Questo formato consente una qualità superiore rispetto al formato JPEG, utilizza anch’esso un algoritmo di compressione ma che non causa perdita di informazioni. Presenta l’inconveniente di generare file che occupano molta memoria (fino a dieci volte la memoria che occuperebbe un’immagine in formato JPEG). Questo formato viene utilizzato generalmente per registrare fotografie da impiegare nel campo della grafica o dell’editoria. Nelle fotocamere il formato TIFF può essere anche indicato indicato con hi oppure high.

Formato TIFF High

Ciò che caratterizza questo formato è la quantità di memoria che utilizza. Infatti, selezionando quest’opzione, la fotografia viene salvata nel formato TIFF, esso applica una leggera compressione ma senza causare una perdita di informazioni.
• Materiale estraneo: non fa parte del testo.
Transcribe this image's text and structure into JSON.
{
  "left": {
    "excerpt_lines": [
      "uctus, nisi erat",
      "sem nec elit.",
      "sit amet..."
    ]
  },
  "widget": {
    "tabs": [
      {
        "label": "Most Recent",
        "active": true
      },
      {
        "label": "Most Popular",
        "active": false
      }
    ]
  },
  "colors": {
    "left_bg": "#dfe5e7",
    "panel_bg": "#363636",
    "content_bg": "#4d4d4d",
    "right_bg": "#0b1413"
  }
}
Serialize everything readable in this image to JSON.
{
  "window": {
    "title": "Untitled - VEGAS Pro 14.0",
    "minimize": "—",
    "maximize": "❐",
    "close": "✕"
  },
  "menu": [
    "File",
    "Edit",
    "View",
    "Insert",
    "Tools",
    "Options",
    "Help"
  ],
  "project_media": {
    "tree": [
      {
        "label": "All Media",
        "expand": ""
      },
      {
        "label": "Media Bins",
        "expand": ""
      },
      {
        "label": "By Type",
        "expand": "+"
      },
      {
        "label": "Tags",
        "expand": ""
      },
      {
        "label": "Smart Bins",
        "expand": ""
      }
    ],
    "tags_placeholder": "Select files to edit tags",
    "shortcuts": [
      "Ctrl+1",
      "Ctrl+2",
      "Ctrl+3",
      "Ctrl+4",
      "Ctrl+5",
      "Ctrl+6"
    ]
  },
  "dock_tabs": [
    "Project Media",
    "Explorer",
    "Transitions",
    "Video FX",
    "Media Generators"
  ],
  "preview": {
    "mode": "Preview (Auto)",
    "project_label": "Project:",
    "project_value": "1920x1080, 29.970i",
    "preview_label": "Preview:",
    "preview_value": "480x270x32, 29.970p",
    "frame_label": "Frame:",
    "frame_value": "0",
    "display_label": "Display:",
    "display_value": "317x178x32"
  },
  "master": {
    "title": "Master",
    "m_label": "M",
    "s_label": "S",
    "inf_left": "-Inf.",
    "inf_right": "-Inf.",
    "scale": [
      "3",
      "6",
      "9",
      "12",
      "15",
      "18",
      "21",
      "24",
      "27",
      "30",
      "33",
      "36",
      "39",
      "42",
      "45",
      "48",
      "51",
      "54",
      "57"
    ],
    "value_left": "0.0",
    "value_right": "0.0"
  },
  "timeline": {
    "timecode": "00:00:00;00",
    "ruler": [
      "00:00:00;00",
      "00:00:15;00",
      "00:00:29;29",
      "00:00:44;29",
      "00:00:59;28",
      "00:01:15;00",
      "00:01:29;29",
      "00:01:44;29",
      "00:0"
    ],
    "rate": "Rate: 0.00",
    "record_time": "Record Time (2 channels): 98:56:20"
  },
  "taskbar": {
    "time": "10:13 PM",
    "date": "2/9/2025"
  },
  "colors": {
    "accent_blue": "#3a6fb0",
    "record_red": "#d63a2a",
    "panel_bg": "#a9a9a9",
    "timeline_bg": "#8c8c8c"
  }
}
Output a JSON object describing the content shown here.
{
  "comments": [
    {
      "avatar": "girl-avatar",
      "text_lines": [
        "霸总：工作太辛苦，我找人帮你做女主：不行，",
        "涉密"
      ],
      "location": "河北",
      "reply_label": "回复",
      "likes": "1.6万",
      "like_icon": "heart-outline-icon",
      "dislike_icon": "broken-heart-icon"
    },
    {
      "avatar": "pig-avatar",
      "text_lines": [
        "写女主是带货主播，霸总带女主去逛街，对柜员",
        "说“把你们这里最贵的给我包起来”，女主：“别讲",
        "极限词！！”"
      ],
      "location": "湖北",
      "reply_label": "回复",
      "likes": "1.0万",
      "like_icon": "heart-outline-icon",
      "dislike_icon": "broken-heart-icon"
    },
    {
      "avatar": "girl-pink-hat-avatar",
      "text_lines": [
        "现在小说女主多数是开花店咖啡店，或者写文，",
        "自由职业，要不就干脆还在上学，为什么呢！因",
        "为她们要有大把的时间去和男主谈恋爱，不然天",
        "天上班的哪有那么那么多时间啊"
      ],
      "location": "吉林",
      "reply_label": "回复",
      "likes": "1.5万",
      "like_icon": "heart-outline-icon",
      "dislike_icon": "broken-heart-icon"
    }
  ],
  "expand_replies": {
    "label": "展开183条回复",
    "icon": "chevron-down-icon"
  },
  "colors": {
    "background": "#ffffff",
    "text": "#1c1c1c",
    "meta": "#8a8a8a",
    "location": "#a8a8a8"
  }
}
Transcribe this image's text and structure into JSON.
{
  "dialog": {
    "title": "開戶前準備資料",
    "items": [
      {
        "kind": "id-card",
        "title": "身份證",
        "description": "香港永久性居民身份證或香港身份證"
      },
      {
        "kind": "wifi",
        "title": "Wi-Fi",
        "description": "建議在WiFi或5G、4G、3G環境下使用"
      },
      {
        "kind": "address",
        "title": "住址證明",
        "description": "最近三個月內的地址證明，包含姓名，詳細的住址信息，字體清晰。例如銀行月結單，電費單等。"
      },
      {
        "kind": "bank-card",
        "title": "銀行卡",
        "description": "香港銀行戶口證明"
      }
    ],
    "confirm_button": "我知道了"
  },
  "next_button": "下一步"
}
Sicuramente il livello qualitativo è superiore a quello reso possibile da qualsiasi altra opzione consentita dalle fotocamere oggi in commercio, ma il peso del file che genera risulta particolarmente elevato. Si consiglia di utilizzare quindi la modalità “high” soltanto nei casi in cui il risultato in fase di stampa debba essere ottimale, in tal caso è necessario munirsi di supporti di memoria particolarmente capienti. Un’ulteriore inconveniente dovuto all’utilizzo di questo formato è il tempo impiegato nella registrazione dell’immagine in fase di scatto. Se fosse necessario effettuare una serie di scatti in rapida successione, la scelta del formato TIFF potrebbe non essere opportuna.